Let $R = \mathbb{C}[x,y]$. Then $R/Rx$ is isomorphic to $\mathbb{C}[y]$.
My Proof
$R = ax+by+c , a,b,c \in \mathbb{C}$ and $Rx = (ax+by+c)x , a,b,c \in \mathbb{C}$
So, $$R/(R\cdot x) = (ax+by+c) + (a'x+b'y+c')x, a,b,c a',b',c' \in \mathbb{C}$$ $$ = by+c + (a'x+b'y+(c'+a))x, a,b,c a',b',c' \in \mathbb{C}$$ So the set of cosets of $R/(R\cdot x)$ is clearly isomorphic to $\mathbb{C}[y]$.
This argument feels incredible handwavy. Is there a more rigorous way to prove this?
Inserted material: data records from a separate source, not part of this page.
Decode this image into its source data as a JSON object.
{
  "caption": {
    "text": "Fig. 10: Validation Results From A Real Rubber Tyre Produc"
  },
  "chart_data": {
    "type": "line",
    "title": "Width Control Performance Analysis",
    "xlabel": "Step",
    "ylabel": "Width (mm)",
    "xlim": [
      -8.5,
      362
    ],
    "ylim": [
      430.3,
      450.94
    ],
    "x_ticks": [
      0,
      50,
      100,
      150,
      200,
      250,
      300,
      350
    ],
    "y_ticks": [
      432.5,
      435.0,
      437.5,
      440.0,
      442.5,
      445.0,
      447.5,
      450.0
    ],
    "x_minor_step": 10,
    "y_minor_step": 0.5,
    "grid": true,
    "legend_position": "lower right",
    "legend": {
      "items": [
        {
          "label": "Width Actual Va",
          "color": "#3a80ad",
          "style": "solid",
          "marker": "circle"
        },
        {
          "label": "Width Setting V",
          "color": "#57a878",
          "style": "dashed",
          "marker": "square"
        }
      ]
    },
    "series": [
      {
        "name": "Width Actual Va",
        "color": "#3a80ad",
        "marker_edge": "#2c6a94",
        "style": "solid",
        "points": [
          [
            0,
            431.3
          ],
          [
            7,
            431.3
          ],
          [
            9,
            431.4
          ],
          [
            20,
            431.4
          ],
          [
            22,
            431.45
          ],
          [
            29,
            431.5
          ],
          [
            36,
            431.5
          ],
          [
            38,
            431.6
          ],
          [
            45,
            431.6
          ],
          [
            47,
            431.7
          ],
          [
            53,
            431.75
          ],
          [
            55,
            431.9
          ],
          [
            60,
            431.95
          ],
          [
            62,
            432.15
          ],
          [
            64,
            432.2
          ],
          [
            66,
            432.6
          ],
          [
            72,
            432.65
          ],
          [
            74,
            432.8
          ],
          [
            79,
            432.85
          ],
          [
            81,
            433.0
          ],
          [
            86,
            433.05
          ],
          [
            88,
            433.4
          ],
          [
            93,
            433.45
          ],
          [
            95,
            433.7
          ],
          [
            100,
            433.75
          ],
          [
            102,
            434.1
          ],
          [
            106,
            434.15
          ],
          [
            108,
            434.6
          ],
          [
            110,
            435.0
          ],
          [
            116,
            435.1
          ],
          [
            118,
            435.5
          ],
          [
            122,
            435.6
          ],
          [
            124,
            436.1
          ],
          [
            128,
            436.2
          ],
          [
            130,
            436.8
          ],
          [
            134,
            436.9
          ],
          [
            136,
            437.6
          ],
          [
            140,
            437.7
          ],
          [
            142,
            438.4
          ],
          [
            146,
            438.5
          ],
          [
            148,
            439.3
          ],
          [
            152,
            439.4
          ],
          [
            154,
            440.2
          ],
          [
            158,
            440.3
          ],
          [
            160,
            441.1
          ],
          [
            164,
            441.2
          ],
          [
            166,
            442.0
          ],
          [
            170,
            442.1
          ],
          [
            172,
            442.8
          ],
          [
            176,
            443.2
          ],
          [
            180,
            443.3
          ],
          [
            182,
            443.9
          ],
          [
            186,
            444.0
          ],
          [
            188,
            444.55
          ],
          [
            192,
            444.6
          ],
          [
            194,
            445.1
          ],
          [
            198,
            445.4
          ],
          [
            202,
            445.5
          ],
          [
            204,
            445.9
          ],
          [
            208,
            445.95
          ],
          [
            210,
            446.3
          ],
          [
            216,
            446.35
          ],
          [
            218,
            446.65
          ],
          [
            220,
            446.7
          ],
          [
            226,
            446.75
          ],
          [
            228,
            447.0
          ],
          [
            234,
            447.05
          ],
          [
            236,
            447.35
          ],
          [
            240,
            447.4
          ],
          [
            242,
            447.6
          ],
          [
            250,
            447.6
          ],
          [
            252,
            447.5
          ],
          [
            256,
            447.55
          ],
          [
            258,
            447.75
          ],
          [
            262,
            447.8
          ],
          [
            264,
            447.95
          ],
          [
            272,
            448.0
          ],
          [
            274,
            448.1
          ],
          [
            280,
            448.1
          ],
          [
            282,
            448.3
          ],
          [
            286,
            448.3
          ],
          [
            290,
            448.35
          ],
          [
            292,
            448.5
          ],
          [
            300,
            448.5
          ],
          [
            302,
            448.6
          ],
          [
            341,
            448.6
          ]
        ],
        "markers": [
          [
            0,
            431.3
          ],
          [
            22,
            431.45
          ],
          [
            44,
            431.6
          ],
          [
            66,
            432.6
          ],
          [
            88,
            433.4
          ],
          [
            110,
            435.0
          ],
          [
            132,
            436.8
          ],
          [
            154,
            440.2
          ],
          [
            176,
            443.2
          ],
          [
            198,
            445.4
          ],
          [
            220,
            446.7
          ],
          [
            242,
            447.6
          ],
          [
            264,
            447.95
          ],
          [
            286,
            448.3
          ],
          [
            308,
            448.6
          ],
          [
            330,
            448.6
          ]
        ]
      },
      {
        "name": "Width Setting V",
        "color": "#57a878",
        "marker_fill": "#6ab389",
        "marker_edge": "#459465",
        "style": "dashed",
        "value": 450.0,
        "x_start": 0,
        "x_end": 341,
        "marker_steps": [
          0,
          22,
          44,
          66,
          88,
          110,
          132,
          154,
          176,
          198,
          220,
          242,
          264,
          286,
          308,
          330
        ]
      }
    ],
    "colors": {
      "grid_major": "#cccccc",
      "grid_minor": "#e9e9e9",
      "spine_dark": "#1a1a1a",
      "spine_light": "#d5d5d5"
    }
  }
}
(I know in some cases defining an appropriate ring homomorphism and finding the kernel gives us the isomorphism by the first isomorphism theorem, but I couldn't find a homomorphism that worked.)
Hint. Can you prove that \begin{align*} \Phi:\mathbf{C}[X,Y] &\longrightarrow \mathbf{C}[Y] \\ f(X,Y) &\longmapsto f(0,Y) \end{align*} is a surjective ring homomorphism? Its kernel is exactly $(X)\subset \mathbf{C}[X,Y]$ (why?). Now you are ready to use the first isomorphism theorem.